Je n'aime pas les grandes villes, le gigantisme, la démesure. Je suis resté quelque part au fond de moi un homme de la terre proche et sensible, un Cheyenne, un aborigène, un jardinier, un viticulteur. Un homme de village. Je sais bien que la haute culture se fait dans les villes, mais des villes moyennes, comme l'Athènes ou l'Alexandrie antiques, où l'homme peut connaître l'homme, le rencontrer comme un proche, lui parler, attendre de sa conversation de la lumière, s'engager avec lui dans une rencontre. Le village est trop petit, la mégapole trop grande. Il faut une ville où se préserve la qualité du village, mais avec l'ouverture spirituelle que seule apporte la ville. Vivre le village dans la ville : urbanité, civilité, civilisation. Il existe heureusement dans certaines grandes villes comme Paris des îlots de culture, petits jardins urbains, où l'on trouve tout le nécessaire, qui fait la qualité, et le plaisir de surcroît. C'est de la sorte que j'entends vivre ici, comme j'ai toujours fait.

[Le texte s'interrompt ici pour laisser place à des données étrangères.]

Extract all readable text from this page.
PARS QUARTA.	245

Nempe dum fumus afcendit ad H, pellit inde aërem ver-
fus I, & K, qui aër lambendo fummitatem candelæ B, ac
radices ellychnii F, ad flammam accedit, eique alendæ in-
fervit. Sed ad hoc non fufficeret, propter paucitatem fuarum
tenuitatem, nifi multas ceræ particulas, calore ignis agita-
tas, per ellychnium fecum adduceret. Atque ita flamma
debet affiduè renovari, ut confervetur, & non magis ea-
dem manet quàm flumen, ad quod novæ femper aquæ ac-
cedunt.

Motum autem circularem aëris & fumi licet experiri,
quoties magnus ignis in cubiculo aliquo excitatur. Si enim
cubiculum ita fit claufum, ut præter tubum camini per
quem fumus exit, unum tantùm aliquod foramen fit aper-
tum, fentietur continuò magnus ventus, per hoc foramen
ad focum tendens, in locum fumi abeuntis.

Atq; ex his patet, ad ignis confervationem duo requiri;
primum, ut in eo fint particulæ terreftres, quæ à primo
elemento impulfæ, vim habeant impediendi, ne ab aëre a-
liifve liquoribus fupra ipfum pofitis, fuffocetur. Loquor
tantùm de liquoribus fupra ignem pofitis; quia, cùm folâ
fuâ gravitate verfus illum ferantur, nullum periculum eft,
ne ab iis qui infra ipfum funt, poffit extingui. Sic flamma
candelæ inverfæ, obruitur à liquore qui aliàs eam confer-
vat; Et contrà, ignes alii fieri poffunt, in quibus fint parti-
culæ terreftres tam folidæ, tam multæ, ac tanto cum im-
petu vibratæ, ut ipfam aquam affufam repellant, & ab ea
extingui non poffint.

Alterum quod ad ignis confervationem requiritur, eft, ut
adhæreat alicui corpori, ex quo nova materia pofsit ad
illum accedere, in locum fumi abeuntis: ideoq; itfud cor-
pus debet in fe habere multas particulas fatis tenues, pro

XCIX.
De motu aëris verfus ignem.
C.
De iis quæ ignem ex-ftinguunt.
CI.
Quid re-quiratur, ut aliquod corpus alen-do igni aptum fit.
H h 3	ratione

Ici, comme précédemment, je vis plus dans mon quartier que dans l'agglomération, fort modeste au demeurant. Rectangle approximatif : le château et ses dépendances, la ville vieille, le boulevard qui ouvre la vue sur les collines, et tout au fond sur la prestigieuse muraille des Pyrénées, le jardin et le palais Beaumont, quelques rues fleuries bordées de résidences "anglaises", le tour est vite fait. Ce qui fait le charme exceptionnel de ce quartier c'est la proximité immédiate, miraculeuse de la verdure, l'ouverture sur les collines, l'échappée vers les montagnes, l'immensité du ciel. Ville et nature côte à côte. C'est cela qui est rare.

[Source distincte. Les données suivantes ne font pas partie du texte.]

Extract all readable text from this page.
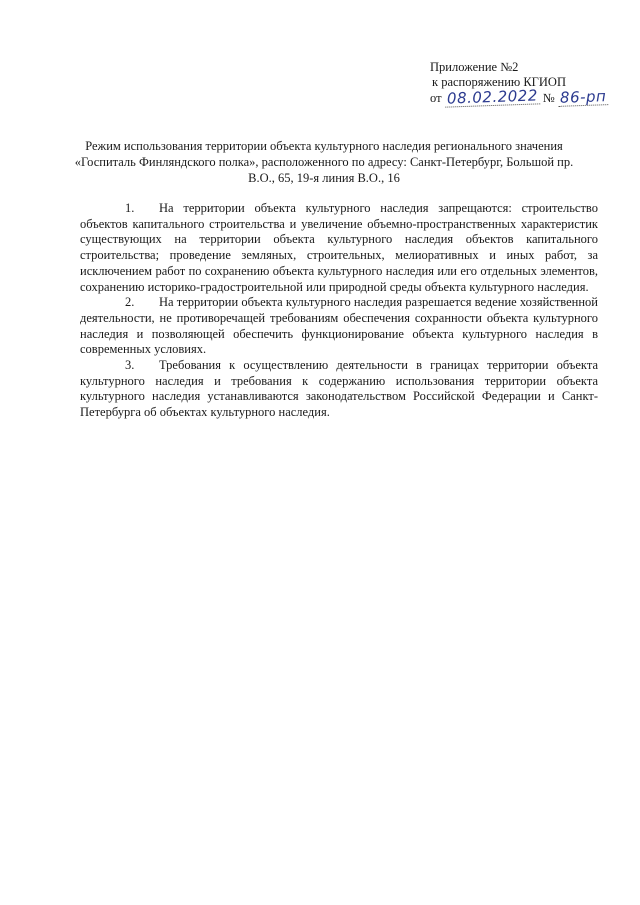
Приложение №2
к распоряжению КГИОП
от 08.02.2022 № 86-рп
Режим использования территории объекта культурного наследия регионального значения «Госпиталь Финляндского полка», расположенного по адресу: Санкт-Петербург, Большой пр. В.О., 65, 19-я линия В.О., 16

1. На территории объекта культурного наследия запрещаются: строительство объектов капитального строительства и увеличение объемно-пространственных характеристик существующих на территории объекта культурного наследия объектов капитального строительства; проведение земляных, строительных, мелиоративных и иных работ, за исключением работ по сохранению объекта культурного наследия или его отдельных элементов, сохранению историко-градостроительной или природной среды объекта культурного наследия.

2. На территории объекта культурного наследия разрешается ведение хозяйственной деятельности, не противоречащей требованиям обеспечения сохранности объекта культурного наследия и позволяющей обеспечить функционирование объекта культурного наследия в современных условиях.

3. Требования к осуществлению деятельности в границах территории объекта культурного наследия и требования к содержанию использования территории объекта культурного наследия устанавливаются законодательством Российской Федерации и Санкт-Петербурга об объектах культурного наследия.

D'aucuns me raillent de mon existence monotone, répétitive, bornée. Jeune, je me flattais de beaucoup voyager, mais j'ai découvert très vite que le réel est partout le même, et qu'au delà de quelques différences de surface, dont le charme s'use fort vite, on rencontre en somme toujours le même. Autant rester chez soi. Mes voyages sont tout intérieurs, de la plus grande densité. Je m'en satisfais, j'en nourris mes écrits. Et s'il m'arrive parfois de m'ennuyer, j'apprécierai d'autant la conversation d'un ami. Jardin de ville, jardin du coeur.
Si demain j'héritais soudainement d'une certaine fortune je m'empresserais d'acheter une demeure dans un grand parc, en bordure de ville, pour y établir un nouveau jardin philosophique, lieu de méditation végétale, de promenade ombreuse sous les arbres, auprès d'une source vive, lieu de festivité physique et culturelle, avec des ateliers de peinture, de sculpture, de relaxation, d'arts orientaux, de cinéma, de philothérapie, et bien entendu des cours, des conférences, des café-philo, toute une université ouverte sur le monde, mais avant tout un "asile" - au sens noble - une "abbaye de Thélème", une oasis de recherche et de trouvaille, hors de toute obédience externe, pour esprits libres, pour amis de la philosophie, de la poésie et de la connaissance. Lieu atopique, si l'on entend par là une ouverture maximale, une aptitude au voyage de pensée, à travers tous les continents, toutes les époques, toutes les tentatives avortées de la pensée. C'est un rêve, mais d'une certaine manière ce rêve est bien réel, puisque je vis en esprit dans cette perspective là, et qu'il suffirait d'un peu de chance, ou d'un mécène, pour lui donner forme concrète. Mon jardin est intérieur, virtuel, mais il commande la pratique effective, selon la modalité du souhaitable. Et qui sait ? Un autre aura peut-être un jour le désir pressant, et les moyens de l'inscrire dans la réalité.
Pour l'heure je butine mon jardinet de balcon, les yeux grands ouverts sur la chaîne des Pyrénées, je salue chaque matin les arêtes des Gabizos, mon Olympe à moi, inaccessible et divin, je hume de ci de là quelques textes inépuisables, j'écris quand la Muse me visite, et pour le reste je fais de mon mieux pour rencontrer ceux que la philosophie intéresse, les interpeller dans leur conscience, pour une meilleure vie.